# 14254: 【原4254】235

### 题目描述

author: Guo Linsong 原OJ链接：https://acm.sjtu.edu.cn/OnlineJudge-old/problem/4254

## Description

You are given an integer $$n$$.

You can perform any of the following operations with this number an arbitrary (possibly, zero) number of times:

Replace $$n$$ with $$\frac{n}{2}$$ if $$n$$ is divisible by $$2$$;

Replace n with $$\frac{2n}{3}$$ if $$n$$ is divisible by $$3$$;

Replace n with $$\frac{4n}{5}$$ if $$n$$ is divisible by $$5$$.

For example, you can replace $$30$$ with $$15$$ using the first operation, with $$20$$ using the second operation or with $$24$$ using the third operation.

Your task is to find the minimum number of moves required to obtain $$1$$ from $$n$$ or say that it is impossible to do it.

## Input Format

An integer number $$n(1 \leq n \leq 10^{18})$$.

## Output Format

If it is impossible to obtain $$1$$ from $$n$$, print $$-1$$.
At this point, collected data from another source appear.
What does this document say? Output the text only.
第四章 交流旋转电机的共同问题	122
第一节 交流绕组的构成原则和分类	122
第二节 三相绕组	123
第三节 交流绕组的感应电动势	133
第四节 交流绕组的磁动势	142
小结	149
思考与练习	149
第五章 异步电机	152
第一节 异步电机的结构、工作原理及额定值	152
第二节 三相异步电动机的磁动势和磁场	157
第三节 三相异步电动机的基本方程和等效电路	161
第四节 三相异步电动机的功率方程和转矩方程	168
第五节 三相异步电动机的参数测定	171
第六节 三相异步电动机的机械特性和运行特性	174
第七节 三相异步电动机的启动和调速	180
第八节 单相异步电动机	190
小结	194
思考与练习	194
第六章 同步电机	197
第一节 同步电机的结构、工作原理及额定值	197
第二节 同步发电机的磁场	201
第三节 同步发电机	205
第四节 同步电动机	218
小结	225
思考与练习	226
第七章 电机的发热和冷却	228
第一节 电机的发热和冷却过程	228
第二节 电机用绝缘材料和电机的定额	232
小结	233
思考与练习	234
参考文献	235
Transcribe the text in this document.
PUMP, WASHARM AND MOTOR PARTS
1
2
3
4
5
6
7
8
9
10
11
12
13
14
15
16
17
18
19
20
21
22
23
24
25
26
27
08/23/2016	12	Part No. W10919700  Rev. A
Otherwise, print the minimum number of moves required to do it.

10

4

## Sample Input 2

1000000000000000000

72

## ligongzzz's solution

#include <iostream>
using namespace std;
using ull = unsigned long long;

int main() {
ull n, a = 0, b = 0, c = 0;
cin >> n;

for (; n % 5ull == 0; n /= 5ull, ++c);
for (; n % 3ull == 0; n /= 3ull, ++b);
for (; n % 2ull == 0; n /= 2ull, ++a);

if (n != 1)
cout << -1;
else
cout << a + 2ull * b + 3ull * c;

return 0;
}